Teilzeitarbeit liegt allgemein im Trend – auch bei den Hausärzten?
Genau, das ist so eine Veränderung der Gesellschaft, welche auch die Hausarztmedizin zunehmend prägen wird.

In der Peripherie scheint es noch schwieriger, Fachkräfte zu finden. Die schöne Natur allein reicht offenbar nicht…
Das Leben hier ist teuer und für Fortbildungen muss man weite Wege in Kauf nehmen. Wir haben genau die gleichen Bedingungen und Vorgaben betreffend Weiterbildungen wie unsere Berufskollegen im Zentrum.

Was wünschen Sie sich?
Mir ist es wichtig, dass die Gesundheitsversorgung im Saanenland weiterhin angeboten wird.

Schaffen wir das?
Ich hoffe, dass unsere Praxis weiter bestehen kann.
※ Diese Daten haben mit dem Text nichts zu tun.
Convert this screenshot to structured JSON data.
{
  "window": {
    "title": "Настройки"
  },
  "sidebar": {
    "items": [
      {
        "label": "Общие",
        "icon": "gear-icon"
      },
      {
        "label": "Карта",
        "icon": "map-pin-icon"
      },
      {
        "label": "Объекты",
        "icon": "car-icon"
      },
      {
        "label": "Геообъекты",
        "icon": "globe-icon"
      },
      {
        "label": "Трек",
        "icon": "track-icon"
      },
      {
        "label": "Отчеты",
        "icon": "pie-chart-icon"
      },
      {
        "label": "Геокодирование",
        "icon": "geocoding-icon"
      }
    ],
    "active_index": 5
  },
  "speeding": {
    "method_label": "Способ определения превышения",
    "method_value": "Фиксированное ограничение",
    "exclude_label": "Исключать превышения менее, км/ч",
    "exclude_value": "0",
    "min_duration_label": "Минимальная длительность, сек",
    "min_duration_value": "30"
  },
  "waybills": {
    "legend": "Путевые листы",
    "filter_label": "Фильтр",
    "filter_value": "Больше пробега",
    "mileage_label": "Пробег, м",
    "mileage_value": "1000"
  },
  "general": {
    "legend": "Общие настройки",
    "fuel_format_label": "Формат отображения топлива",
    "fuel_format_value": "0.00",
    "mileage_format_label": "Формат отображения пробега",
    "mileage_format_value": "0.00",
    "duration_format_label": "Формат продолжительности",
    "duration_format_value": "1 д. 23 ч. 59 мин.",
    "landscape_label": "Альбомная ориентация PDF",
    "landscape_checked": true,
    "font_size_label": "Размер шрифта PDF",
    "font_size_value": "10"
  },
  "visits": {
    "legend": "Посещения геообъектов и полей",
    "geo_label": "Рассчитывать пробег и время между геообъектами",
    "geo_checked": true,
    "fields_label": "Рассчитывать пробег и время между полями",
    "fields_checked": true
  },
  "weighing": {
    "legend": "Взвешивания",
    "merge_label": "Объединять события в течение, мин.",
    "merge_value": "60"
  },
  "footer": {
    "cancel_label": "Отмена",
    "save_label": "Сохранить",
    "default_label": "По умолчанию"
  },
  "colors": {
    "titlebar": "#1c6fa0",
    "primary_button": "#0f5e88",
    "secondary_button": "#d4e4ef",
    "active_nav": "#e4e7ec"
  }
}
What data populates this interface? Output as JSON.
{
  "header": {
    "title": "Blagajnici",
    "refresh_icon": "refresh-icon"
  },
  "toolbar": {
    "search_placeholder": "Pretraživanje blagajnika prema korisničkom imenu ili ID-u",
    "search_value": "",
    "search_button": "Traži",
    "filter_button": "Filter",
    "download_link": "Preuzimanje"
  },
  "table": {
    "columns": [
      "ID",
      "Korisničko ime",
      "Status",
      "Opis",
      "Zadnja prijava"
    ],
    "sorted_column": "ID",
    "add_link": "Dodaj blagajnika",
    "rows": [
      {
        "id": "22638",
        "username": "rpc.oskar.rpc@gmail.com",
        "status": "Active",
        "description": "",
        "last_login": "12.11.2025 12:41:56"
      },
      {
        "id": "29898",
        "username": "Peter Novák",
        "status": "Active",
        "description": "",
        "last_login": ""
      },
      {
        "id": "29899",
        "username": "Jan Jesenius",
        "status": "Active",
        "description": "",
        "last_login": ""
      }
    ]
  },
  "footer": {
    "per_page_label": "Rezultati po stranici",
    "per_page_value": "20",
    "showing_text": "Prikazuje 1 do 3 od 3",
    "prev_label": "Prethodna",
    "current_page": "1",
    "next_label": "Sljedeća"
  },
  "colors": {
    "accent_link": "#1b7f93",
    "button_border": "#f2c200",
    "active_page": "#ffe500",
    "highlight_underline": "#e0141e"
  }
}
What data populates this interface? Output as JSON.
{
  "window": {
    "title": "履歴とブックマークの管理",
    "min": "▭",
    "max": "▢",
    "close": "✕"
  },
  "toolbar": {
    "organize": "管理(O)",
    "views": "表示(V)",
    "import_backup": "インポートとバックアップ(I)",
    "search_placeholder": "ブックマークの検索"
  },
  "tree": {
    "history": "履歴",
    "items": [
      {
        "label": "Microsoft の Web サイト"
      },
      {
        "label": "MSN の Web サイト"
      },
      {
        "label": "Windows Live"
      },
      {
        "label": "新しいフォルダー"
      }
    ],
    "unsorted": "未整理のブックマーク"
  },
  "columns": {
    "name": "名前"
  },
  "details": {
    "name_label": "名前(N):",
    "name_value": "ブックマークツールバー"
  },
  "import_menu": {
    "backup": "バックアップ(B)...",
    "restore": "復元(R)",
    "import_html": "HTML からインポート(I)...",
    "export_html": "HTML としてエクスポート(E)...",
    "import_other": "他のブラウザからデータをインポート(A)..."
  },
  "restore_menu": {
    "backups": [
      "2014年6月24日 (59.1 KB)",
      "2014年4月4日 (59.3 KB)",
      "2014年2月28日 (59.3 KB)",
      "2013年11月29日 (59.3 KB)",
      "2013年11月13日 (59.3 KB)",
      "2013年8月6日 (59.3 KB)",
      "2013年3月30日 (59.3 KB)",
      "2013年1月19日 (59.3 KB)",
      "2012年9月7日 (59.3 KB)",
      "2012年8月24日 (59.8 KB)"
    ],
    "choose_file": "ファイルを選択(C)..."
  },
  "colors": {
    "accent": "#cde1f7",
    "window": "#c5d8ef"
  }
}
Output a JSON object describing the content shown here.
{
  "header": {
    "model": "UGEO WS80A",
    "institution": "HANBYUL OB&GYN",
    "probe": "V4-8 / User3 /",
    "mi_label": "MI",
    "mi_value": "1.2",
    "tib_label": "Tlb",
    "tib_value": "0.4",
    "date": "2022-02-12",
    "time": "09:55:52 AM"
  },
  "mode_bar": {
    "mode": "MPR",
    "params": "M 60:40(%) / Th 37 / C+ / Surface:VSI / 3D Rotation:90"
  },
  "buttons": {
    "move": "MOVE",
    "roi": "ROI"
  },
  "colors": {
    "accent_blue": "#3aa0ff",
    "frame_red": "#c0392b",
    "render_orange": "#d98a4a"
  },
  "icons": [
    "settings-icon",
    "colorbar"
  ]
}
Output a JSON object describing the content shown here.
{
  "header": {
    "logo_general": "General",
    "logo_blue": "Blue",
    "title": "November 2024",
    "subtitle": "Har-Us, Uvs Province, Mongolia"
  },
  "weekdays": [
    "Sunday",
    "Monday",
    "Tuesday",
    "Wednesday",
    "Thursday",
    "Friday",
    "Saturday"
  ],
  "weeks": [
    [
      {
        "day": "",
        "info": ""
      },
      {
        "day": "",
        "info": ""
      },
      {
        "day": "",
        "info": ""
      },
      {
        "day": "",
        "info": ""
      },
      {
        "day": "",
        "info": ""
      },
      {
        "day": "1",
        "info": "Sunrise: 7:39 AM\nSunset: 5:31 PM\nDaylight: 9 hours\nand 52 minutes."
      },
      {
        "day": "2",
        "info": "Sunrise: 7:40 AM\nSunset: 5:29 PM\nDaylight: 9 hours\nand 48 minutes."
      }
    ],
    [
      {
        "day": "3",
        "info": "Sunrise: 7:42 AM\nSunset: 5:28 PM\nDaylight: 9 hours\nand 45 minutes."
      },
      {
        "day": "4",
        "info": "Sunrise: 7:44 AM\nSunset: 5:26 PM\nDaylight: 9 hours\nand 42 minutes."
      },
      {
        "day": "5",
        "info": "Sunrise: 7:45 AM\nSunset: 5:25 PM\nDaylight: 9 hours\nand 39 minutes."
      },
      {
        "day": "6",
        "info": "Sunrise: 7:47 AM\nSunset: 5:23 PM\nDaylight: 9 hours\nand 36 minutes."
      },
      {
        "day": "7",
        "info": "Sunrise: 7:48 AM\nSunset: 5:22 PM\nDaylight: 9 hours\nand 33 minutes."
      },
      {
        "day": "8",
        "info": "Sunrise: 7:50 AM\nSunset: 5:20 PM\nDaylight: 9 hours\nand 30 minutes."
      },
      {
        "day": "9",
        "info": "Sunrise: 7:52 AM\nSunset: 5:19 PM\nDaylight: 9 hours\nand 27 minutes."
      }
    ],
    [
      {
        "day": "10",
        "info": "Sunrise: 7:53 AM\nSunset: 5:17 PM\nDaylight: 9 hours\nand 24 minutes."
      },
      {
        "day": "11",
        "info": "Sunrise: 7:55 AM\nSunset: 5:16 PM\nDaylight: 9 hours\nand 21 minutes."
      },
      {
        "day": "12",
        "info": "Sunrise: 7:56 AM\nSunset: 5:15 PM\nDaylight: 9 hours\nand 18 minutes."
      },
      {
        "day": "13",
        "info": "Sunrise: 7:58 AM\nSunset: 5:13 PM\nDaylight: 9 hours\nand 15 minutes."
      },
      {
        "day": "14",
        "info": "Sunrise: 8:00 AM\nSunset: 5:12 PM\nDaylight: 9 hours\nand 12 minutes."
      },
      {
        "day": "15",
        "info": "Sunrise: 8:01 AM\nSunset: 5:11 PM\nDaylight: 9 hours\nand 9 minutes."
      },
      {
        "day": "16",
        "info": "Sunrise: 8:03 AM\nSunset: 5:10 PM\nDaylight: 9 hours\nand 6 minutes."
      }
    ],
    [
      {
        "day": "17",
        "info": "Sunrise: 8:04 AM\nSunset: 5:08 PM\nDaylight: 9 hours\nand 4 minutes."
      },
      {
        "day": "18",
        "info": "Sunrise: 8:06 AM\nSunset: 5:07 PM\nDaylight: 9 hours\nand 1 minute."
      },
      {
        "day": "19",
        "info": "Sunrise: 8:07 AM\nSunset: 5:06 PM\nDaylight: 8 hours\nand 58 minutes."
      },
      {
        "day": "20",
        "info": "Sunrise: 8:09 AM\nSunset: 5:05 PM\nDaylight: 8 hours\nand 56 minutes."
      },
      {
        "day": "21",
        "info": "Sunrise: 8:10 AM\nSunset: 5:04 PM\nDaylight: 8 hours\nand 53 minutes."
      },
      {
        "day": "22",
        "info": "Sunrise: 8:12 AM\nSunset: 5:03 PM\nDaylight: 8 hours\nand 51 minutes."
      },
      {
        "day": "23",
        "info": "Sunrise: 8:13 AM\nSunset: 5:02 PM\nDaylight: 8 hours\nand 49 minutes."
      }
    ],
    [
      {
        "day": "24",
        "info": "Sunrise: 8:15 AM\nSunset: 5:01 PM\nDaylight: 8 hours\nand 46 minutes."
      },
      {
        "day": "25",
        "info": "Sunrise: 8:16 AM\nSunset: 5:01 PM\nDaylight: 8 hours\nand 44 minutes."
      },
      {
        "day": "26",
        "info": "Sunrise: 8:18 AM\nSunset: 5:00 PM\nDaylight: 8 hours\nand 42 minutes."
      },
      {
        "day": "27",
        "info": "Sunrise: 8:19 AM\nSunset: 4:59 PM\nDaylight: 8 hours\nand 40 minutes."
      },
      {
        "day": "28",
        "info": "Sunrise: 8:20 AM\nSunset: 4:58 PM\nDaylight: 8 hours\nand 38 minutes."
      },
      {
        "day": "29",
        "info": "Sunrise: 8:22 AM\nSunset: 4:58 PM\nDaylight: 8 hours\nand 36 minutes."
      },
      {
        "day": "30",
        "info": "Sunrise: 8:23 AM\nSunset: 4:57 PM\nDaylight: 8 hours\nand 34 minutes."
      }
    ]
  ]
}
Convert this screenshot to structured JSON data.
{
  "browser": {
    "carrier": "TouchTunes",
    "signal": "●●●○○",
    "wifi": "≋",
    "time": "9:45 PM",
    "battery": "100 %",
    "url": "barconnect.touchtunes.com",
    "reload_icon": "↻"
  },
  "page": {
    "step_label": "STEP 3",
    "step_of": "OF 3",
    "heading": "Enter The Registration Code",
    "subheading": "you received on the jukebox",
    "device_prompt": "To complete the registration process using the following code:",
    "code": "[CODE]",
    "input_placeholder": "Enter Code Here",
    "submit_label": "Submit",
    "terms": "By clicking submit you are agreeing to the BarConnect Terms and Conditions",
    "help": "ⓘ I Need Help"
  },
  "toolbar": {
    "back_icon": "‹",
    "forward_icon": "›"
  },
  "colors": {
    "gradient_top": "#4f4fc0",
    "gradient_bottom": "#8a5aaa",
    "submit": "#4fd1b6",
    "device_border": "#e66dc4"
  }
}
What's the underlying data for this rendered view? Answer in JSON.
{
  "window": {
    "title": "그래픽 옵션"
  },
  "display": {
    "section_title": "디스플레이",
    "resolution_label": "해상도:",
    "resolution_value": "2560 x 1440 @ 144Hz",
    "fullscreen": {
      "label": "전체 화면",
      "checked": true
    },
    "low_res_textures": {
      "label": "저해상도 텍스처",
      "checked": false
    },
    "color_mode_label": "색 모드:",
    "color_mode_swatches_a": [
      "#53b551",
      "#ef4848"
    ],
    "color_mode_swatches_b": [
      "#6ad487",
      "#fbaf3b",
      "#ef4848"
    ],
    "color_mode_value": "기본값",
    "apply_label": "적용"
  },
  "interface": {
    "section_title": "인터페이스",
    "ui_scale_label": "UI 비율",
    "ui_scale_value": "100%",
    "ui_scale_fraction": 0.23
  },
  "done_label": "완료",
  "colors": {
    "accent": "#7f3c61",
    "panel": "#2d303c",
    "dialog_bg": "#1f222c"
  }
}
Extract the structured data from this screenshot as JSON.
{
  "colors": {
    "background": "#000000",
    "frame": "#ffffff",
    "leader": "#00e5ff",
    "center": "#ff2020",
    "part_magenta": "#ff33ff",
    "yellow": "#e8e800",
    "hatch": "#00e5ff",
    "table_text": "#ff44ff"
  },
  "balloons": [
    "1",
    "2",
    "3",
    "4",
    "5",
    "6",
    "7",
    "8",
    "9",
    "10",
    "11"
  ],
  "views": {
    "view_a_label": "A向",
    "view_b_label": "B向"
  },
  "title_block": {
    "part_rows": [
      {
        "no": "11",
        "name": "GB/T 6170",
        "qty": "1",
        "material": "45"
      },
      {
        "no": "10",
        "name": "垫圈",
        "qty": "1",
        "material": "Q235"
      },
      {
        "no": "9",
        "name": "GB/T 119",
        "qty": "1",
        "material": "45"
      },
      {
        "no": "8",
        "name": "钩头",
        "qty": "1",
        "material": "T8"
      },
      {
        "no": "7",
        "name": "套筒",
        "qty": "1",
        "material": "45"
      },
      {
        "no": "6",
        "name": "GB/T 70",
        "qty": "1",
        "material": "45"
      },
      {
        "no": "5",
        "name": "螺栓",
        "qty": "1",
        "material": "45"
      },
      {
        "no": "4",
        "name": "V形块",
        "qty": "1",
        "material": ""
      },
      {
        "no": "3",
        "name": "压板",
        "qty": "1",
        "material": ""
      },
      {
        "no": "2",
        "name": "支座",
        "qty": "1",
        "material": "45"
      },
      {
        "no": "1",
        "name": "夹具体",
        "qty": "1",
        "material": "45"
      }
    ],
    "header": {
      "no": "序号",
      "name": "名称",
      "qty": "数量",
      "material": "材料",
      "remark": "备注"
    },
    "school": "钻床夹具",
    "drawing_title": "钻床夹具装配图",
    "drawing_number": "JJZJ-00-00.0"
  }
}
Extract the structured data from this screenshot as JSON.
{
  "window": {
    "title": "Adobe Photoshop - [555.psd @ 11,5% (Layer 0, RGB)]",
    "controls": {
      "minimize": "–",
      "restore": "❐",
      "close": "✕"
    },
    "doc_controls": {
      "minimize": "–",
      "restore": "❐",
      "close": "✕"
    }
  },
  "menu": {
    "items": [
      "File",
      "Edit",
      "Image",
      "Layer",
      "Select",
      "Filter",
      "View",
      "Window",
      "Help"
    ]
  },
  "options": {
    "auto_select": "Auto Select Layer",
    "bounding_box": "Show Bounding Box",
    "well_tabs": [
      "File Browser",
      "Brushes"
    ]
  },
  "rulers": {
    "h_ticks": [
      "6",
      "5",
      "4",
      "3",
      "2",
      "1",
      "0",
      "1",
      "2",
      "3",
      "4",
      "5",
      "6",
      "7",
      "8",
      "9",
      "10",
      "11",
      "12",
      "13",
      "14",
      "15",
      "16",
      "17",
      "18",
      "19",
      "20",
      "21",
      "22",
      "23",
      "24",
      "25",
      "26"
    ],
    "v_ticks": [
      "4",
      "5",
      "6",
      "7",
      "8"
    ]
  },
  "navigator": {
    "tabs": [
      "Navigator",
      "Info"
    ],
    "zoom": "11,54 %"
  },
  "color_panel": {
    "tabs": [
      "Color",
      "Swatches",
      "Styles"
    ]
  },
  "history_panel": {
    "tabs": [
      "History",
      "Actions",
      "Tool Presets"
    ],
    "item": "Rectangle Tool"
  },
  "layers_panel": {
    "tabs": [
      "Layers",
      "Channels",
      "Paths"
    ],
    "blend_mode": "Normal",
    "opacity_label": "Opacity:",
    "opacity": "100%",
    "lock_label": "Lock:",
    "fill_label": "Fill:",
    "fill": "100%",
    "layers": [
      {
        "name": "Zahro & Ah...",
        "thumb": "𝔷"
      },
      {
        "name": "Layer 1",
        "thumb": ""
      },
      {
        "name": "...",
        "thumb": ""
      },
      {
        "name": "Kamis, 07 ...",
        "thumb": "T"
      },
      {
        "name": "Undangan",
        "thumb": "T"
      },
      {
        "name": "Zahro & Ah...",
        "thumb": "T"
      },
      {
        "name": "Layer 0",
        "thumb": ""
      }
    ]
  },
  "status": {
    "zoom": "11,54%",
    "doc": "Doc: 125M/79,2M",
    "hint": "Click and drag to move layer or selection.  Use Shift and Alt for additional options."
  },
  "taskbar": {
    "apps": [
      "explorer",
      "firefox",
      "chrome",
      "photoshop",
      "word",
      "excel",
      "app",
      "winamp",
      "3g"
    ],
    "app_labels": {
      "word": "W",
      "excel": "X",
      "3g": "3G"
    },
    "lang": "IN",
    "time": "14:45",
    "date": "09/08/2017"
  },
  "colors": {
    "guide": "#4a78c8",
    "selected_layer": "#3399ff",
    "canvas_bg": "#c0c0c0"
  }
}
Sie haben viel Schweres, aber auch viel Schönes erlebt. Worüber haben Sie sich geärgert, was hat Sie beeindruckt?
Im Winter kommen viele Klienten wegen Grippe in die Praxis – für ein Arztzeugnis. Dabei ist das keine medizinische Handlung. Aber der Arbeitgeber verlangt es so… Das war wunderbar während Corona. Die Leute sind von sich aus zu Hause geblieben und brauchten kein Zeugnis.

Beeindruckt hat mich, unter welchen Umständen Menschen zum Teil leben müssen und trotzdem das Beste daraus machen können.

Und was Sie sonst noch sagen wollten…
Ich hatte eine gute Zeit als Hausärztin und danke für das breite Vertrauen, das mir stets entgegengebracht worden ist. Ich wünsche der Bevölkerung, dass sie weiterhin gut versorgt wird und gesund bleibt.


ZUR PERSON

Dr. med. Claudia Sollberger (Jg. 1959) ist verheiratet und Mutter von zwei erwachsenen Töchtern. Sie war 30 Jahre als Hausärztin in Gstaad tätig und engagiert sich seit fünf Jahren zudem zwei Tage pro Woche im Diaconis in Bern auf der stationären Palliativabteilung. Sie wohnt in Gstaad und in Bern. Zu ihren Hobbys zählen Wandern, Berg- oder Skitouren, Velofahren, Schwimmen, aber auch Lesen (Literarischer Herbst) oder Gärtnern.